Botanical garden in Colorado, United States

The Yampa River Botanic Park is a botanical garden located on Pamela Lane, off U.S. Highway 40, outside Steamboat Springs, Colorado. It is open dawn to dusk from spring until the first heavy snow.

The 6 acre park is situated in a valley beside the Yampa River at an altitude of 6800 ft, with a frost-free growing season of approximately 60 days. Summers are dry and intensely sunny; winters are cold with heavy snow.

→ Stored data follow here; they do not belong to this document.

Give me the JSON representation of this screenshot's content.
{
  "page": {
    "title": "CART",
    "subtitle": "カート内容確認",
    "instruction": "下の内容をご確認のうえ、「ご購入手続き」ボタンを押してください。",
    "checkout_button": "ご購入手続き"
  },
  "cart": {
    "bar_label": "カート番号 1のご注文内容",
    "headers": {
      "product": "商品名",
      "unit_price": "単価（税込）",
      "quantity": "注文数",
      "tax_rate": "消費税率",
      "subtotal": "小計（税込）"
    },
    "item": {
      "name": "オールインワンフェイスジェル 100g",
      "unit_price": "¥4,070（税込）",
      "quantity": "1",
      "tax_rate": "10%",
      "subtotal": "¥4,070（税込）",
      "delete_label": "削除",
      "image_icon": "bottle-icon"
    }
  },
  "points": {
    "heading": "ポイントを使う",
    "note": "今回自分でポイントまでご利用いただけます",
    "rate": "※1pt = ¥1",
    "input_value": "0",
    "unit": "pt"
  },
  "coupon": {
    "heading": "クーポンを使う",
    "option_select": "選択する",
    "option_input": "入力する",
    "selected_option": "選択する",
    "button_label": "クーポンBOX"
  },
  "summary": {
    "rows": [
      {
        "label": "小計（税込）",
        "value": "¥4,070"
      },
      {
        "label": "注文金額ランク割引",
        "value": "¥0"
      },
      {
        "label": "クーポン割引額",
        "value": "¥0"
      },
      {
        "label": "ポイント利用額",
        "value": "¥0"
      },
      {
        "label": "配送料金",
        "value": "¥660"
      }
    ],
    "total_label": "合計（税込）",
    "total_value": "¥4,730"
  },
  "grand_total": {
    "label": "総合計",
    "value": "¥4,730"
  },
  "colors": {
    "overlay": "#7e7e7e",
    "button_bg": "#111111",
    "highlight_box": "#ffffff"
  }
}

The park includes over 60 unique gardens: Annuals Garden, Butterfly Garden, Children's Garden, Corner Gardens, Culinary Herb Garden, Daylily Garden, Dorothy's Garden (native plants), Garden for All Seasons, Grove Garden (with aspens), Hidden Garden (shade), High Country Natives Garden, Hummingbird Garden, Iris Garden, Kerry's Garden (native and ornamental plants), Lynne's Garden (columbines), Medicinal Herb Garden, Members' Rock Garden, Penstemon Garden, Pioneer Garden, Pond Garden (water lilies, etc.), Rainbow Garden, Reflecting Garden (Japanese garden with reflecting pond), Rose Garden, September Charm Garden, Spring Bulb Garden, Summer Bulb Garden, Summer Sunshine Garden, Trail Garden, Tranquility Garden, Vegetable Garden, Water Wise Garden, and Windigo Garden.